Bruxelles – Venerdì 8 novembre i capi di stato e di governo dell’Ue saranno ospiti di Viktor Orbán a Budapest, in un vertice informale che guarderà inevitabilmente alle elezioni in corso negli Stati Uniti, dal cui esito dipende in buona misura il posizionamento dei 27 su diversi dossier. Dalla guerra in Ucraina alla sfida della competitività, conoscere il nuovo inquilino della Casa Bianca farà la differenza. Ma se sul supporto a Kiev solo una passo indietro di Washington può far vacillare l’unità dell’Ue, sul come dare seguito alle raccomandazioni formulate da Mario Draghi i 27 rischiano di arenarsi da soli.
Al vertice della Puskas Arena, già giovedì sera i leader si incontreranno per discutere delle relazioni transatlantiche alla luce dell’election day. Un alto funzionario Ue ha spiegato che, al di là dei possibili scenari, l’intento è “veicolare un messaggio importante incentrato sull’Europa”. Se dalle urne americane uscirà un vincitore, che sia Harris o Trump, i 27 inoltreranno le congratulazioni di rito, per poi riaffermare la “grande importanza” del rapporto Ue-Usa. E se a Washington qualcuno dovesse contestare i risultati elettorali, l’Ue si limiterà a esprimere “piena fiducia” nel processo democratico a stelle e strisce.
Il giorno dopo, a Budapest arriveranno anche Mario Draghi, la presidente della Banca Centrale Europea Christine Lagarde e il presidente dell’Eurogruppo Pascal Donohoe.
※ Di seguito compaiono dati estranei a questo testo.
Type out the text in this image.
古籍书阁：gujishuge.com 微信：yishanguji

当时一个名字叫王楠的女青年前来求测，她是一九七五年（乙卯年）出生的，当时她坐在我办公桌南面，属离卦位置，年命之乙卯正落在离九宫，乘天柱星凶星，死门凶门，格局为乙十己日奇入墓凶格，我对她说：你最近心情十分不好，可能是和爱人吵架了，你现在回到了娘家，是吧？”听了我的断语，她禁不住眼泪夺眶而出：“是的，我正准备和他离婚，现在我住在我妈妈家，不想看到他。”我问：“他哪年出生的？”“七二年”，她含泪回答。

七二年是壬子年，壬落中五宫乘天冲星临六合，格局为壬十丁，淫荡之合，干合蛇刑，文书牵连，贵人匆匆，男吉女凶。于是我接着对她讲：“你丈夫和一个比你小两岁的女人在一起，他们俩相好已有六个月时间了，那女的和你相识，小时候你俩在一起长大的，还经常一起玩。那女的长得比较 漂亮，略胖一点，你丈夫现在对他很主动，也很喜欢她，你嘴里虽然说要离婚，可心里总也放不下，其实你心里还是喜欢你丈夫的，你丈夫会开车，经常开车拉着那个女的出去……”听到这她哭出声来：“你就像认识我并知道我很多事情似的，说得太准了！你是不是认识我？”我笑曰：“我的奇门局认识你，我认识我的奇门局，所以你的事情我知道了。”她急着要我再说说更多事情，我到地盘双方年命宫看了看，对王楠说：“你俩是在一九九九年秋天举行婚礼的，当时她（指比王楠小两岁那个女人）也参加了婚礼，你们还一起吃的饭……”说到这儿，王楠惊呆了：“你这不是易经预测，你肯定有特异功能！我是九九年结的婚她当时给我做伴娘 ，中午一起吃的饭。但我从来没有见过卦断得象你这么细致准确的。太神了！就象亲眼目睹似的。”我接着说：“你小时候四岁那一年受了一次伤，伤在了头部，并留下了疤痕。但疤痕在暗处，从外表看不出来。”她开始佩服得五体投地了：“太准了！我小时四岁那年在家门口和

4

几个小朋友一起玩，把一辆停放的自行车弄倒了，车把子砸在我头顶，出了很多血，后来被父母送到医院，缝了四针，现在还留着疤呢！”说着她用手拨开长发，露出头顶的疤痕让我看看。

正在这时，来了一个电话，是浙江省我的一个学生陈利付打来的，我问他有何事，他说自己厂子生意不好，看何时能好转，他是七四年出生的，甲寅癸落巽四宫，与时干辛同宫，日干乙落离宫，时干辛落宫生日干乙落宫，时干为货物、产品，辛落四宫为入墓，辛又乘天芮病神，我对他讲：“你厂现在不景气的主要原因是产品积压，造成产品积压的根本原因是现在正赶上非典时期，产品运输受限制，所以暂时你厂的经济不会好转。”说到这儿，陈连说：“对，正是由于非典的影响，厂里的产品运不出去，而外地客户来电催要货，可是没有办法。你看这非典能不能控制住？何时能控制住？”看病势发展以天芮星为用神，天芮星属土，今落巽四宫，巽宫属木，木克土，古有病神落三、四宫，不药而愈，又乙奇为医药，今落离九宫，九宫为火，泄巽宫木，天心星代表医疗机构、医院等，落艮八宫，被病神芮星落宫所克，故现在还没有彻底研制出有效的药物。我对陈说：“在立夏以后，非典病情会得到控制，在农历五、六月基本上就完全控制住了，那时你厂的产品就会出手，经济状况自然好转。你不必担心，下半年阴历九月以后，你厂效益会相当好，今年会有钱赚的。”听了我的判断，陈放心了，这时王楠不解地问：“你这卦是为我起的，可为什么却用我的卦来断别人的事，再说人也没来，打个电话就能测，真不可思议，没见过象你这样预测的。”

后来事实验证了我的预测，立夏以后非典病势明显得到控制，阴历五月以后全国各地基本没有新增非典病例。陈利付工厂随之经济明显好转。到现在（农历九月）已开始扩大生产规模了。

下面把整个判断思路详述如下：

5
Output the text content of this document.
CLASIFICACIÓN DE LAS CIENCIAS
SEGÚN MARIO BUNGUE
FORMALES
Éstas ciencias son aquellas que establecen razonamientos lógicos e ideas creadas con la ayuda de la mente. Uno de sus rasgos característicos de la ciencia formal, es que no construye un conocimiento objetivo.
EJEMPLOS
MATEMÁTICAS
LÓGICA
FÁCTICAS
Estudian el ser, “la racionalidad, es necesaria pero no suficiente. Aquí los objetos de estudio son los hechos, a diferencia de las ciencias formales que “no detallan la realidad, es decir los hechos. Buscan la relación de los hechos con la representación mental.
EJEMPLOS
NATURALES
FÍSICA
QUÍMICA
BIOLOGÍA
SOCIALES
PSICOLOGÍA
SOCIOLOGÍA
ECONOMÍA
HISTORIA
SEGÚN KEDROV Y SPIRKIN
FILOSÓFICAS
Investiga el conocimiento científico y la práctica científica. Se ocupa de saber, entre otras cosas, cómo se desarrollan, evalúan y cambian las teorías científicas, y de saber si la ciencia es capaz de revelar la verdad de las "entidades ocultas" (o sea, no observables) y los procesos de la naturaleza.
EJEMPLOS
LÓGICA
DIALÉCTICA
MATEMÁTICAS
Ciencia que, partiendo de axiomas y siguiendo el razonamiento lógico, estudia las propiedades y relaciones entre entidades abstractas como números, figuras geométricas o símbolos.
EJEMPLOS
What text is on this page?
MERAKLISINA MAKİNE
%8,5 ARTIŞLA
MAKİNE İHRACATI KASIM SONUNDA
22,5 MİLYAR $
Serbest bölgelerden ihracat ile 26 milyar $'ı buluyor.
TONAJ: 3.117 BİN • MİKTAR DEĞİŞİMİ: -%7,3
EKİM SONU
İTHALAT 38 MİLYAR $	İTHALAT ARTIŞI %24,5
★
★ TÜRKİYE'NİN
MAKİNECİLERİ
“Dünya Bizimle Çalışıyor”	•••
Tutti insieme, esamineranno le proposte avanzate dall’ex premier italiano nel suo rapporto sul futuro della competitività europea redatto per conto di Bruxelles. “La questione dei finanziamenti sarà cruciale“, ha ammesso un alto funzionario Ue. Draghi ha parlato di 800 miliardi di investimenti all’anno, una cifra monstre: se sull’allarmismo dell’economista italiano sono tutti d’accordo, su quali strumenti utilizzare per ridare vigore all’industria europea “è necessaria una discussione”.
Una discussione non facile, che rischia di terminare con il rapporto Draghi infilato in un cassetto per il quieto vivere. Ci stanno sbattendo i denti gli ambasciatori dei Paesi membri, che hanno già avuto tre scambi sulla bozza di dichiarazione finale del vertice sul “Nuovo corso per la competitività europea”. E ne avranno una quarta tra questa sera e mercoledì 6 novembre. A quanto si apprende, i 27 si stanno orientando per un taglio “più politico, più sintetico, meno divisivo ma più prospettico”: nessun lungo e dettagliato capitolo tematico, ma un “appoggio di principio” ai due rapporti Letta e Draghi e il richiamo alla “necessità di un’azione urgente dell’Ue per rafforzare la propria competitività”.
Il problema è che Ursula von der Leyen per prima si rifiuta di aprire all’eventualità che sia necessario un nuovo strumento di debito comune. E con lei diversi Stati membri. Al vertice di Budapest, al massimo i 27 manterranno l’indicazione generica di impegnarsi ad “esplorare nuovi strumenti” per raggiungere l’asticella posta da Draghi. Nell’ultima bozza visionata da Eunews, si cita il Quadro Finanziario Pluriennale dell’Ue “come mezzo essenziale per realizzare le nostre strategie”, l’Unione dei Mercati dei Capitali “per mobilitare i finanziamenti privati”, il “maggiore coinvolgimento della Banca Europea per gli Investimenti”. E l’impegno per “l’introduzione di nuove risorse proprie”.
Nessun accenno ad un fondo sovrano Ue, definito da un alto funzionario Ue “un termine un po’ spaventapasseri”, un’idea che non è condivisa da tutti” ma su cui “dovremmo continuare a lavorare”. La stessa fonte ha dichiarato che “se la Commissione non ha il coraggio di farlo in questo momento, la situazione si complicherà“. Nel senso che tutte le indicazioni che i leader Ue rilanceranno al vertice rimarranno privi di fondamenta: “garantire il rinnovamento industriale e la decarbonizzazione”, “aumentare la preparazione e le capacità di diesa”, “porre l’Europa all’avanguardia della ricerca e dell’innovazione a livello globale”. Alcune delle frasi che non rischiano di andare granché lontano se a Budapest i leader Ue decideranno ancora di volare basso.